軍公教の昇給に関する議題を受け、立法院の司法及び法制委員会は3日、「軍公教待遇調整の法制化と人事制度の改革」に関する公聴会を開催した。全国教師工会総連合会(全教総)は記者発表を通じて、過去10年間の経済データを提示し、立法院に対し、今会期中に待遇調整の法制化を完了するよう要請した。同会は、『昇給』が政治的発表に依存するのではなく、制度的正義に基づくものとなるべきだと強調している。
来年度の軍公教の昇給額はどの程度か? 全員一律4%の引き上げが実施され、国家試験III級の新任公務員の初任給は約5万9460円に達する見込みだ。
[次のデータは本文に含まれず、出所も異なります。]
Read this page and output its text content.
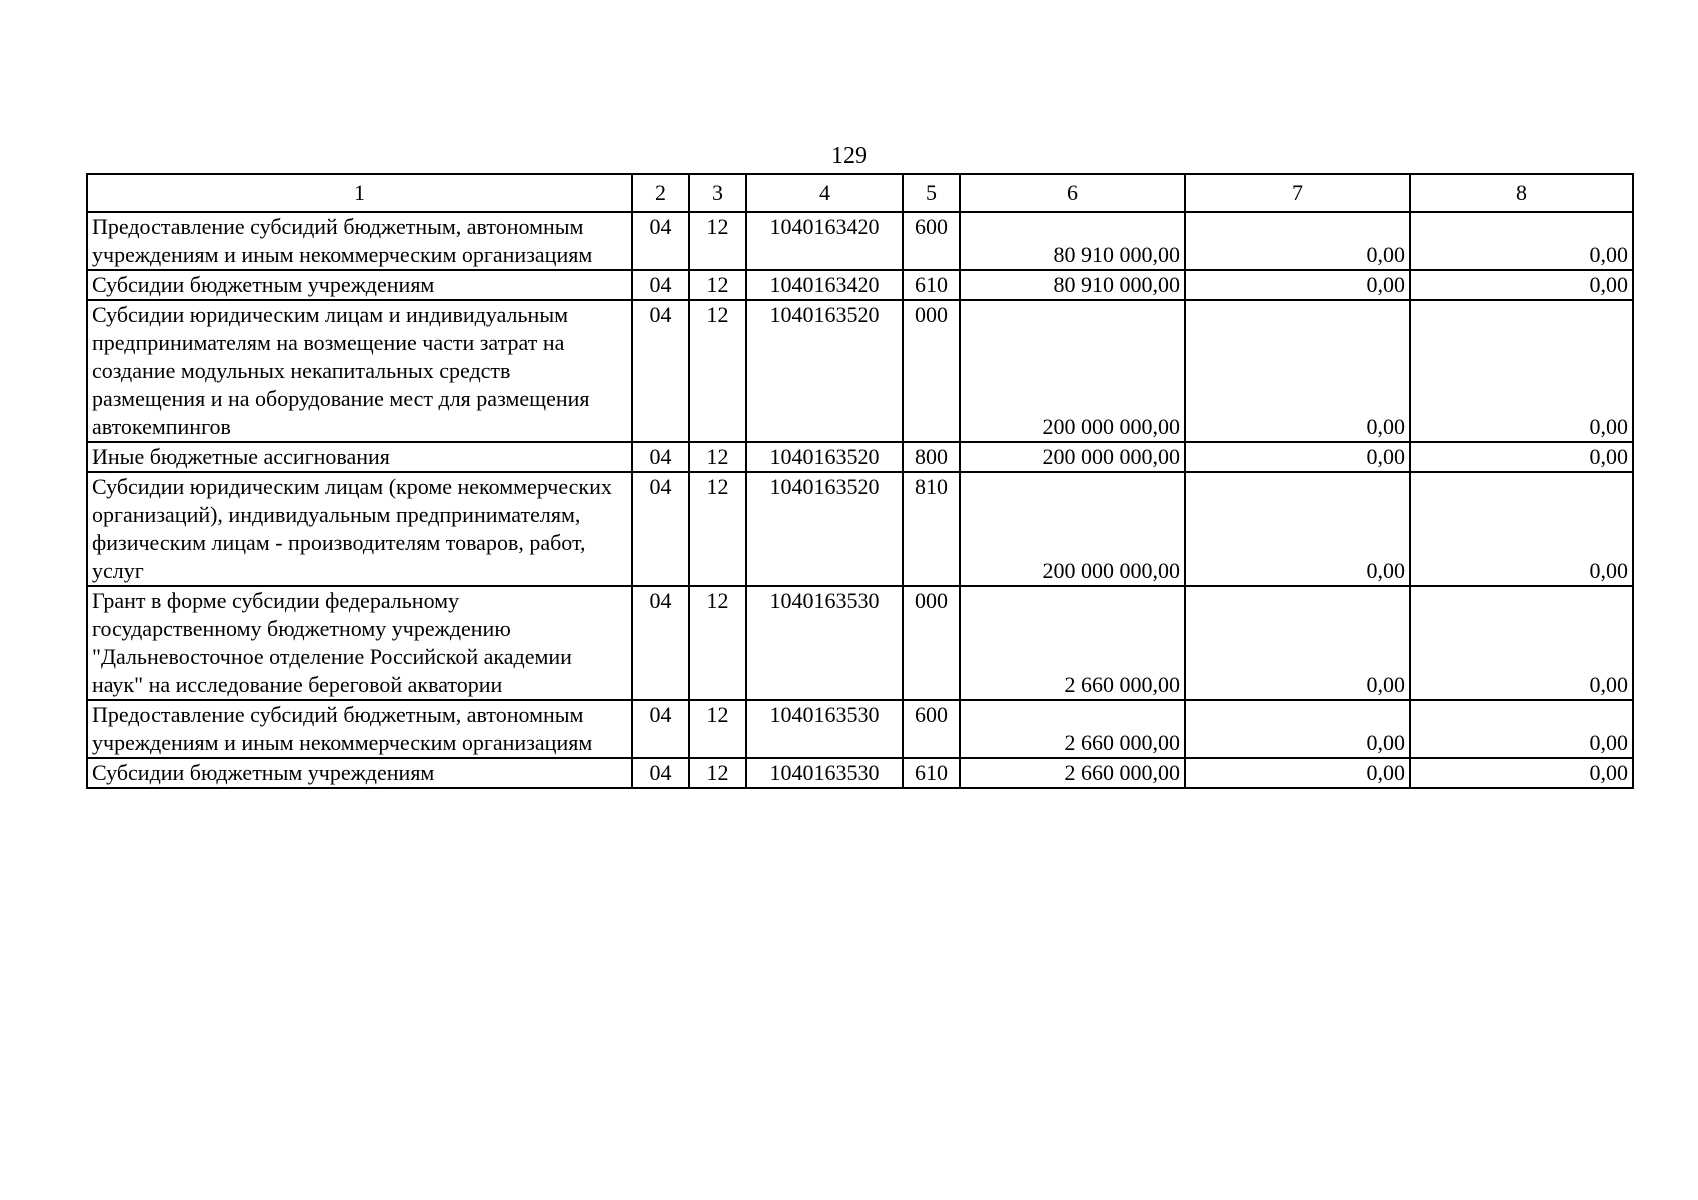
129
1	2	3	4	5	6	7	8
Предоставление субсидий бюджетным, автономным учреждениям и иным некоммерческим организациям	04	12	1040163420	600	80 910 000,00	0,00	0,00
Субсидии бюджетным учреждениям	04	12	1040163420	610	80 910 000,00	0,00	0,00
Субсидии юридическим лицам и индивидуальным предпринимателям на возмещение части затрат на создание модульных некапитальных средств размещения и на оборудование мест для размещения автокемпингов	04	12	1040163520	000	200 000 000,00	0,00	0,00
Иные бюджетные ассигнования	04	12	1040163520	800	200 000 000,00	0,00	0,00
Субсидии юридическим лицам (кроме некоммерческих организаций), индивидуальным предпринимателям, физическим лицам - производителям товаров, работ, услуг	04	12	1040163520	810	200 000 000,00	0,00	0,00
Грант в форме субсидии федеральному государственному бюджетному учреждению "Дальневосточное отделение Российской академии наук" на исследование береговой акватории	04	12	1040163530	000	2 660 000,00	0,00	0,00
Предоставление субсидий бюджетным, автономным учреждениям и иным некоммерческим организациям	04	12	1040163530	600	2 660 000,00	0,00	0,00
Субсидии бюджетным учреждениям	04	12	1040163530	610	2 660 000,00	0,00	0,00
今回の昇給措置は「まず手当を引き上げ、その後に全般的な調整」という二段階方式で実施される。第一段階として、専門手当(教員の場合は学術研究手当)および管理職手当が、一人あたり一律2000元引き上げられ、2026年7月1日からさかのぼって適用される。この措置には約112億元の追加予算が充てられる。第二段階として、2027年(民国116年)から軍公教の待遇が全般的に4%引き上げられ、その費用は約383億元で、116年度の中央政府総予算に計上される。この措置の恩恵を受けるのは約72万人と見込まれており、職等に応じた非管理職の給与上昇率は5.88%から9.98%の間となる。管理職は管理職手当の引き上げも重なるため、最大で11.56%の上昇が見込まれる。たとえば、国家試験III級の新任公務員の初任給は、来年度から約5万9460円となる。
全教総は記者発表の中で、副理事長の張瓊方氏が公聴会で指摘した内容として、軍公教の待遇は数十万人の職員とその家族に影響を及ぼすものであり、行政部門が法定手続きを踏まず、また現場の代表者が実質的に参加しないまま決定することには問題があると述べた。同会は、2016年から2026年までの10年間の経済データを引用して分析を行っている。
2016年:台湾の一人当たりGDPは約2万3000ドル、最低賃金の月給は2万8元(新台湾ドル)、時給は120元(新台湾ドル)
2026年:台湾の一人当たりGDPは約4万2000~4万4000ドル、最低賃金の月給は2万9500元(新台湾ドル)、時給は196元(新台湾ドル)
10年間の成長率:一人当たりGDPは81.89%から90.55%、月給は47.44%、時給は63.33%増加
全教総はさらに、この期間における軍公教の待遇上昇率は約14.74%にとどまり、経済成長率や最低賃金の上昇幅を大きく下回っているだけでなく、消費者物価指数の上昇率(17.84%)にも及ばないと指摘している。さらに、17の主要民生関連物価指数の累積上昇率は24.74%に達しており、実質的な購買力は着実に低下していると分析している。
教育現場に関して、全教総は少子化の課題に加えて、教職の魅力が低下していると強調している。待遇の競争力が年々低下する一方で、教員の責任は増加しており、優秀な人材が教育現場から離れていく傾向にあると訴えている。
このため、全教総は以下の5つの主張を具体的に提示している。
- 毎年定期的な審議メカニズムを設立する - 客観的な指標とその機能を明確に規定する - 雇用者側の実質的な参加を保障する - 情報公開と意思決定の責任を徹底する - 全体的昇給と待遇構造の二本立ての見直し制度を構築する
全教総は、昇給の法制化を求めるだけでなく、待遇構造の見直し制度も提唱している。教員の待遇は基本給に加え、学術研究手当、担任手当、特別支援教育手当、管理職手当、授業時給などが含まれており、これらはそれぞれの専門性やリスクを反映すべきであり、全般的な昇給によって長期的に凍結されるべきではないと主張している。また、公立学校教員、保育職員、私立学校教職員間の合理的な連動または保障制度の構築も必要だと訴えている。
全教総は文末で、与野党が協力して今会期中に待遇調整の法制化を完了し、公開・透明で、雇用者が実質的に参加できる審議制度を確立するよう呼びかけている。「政府が真に責任ある雇用者となるべきだ」と訴えている。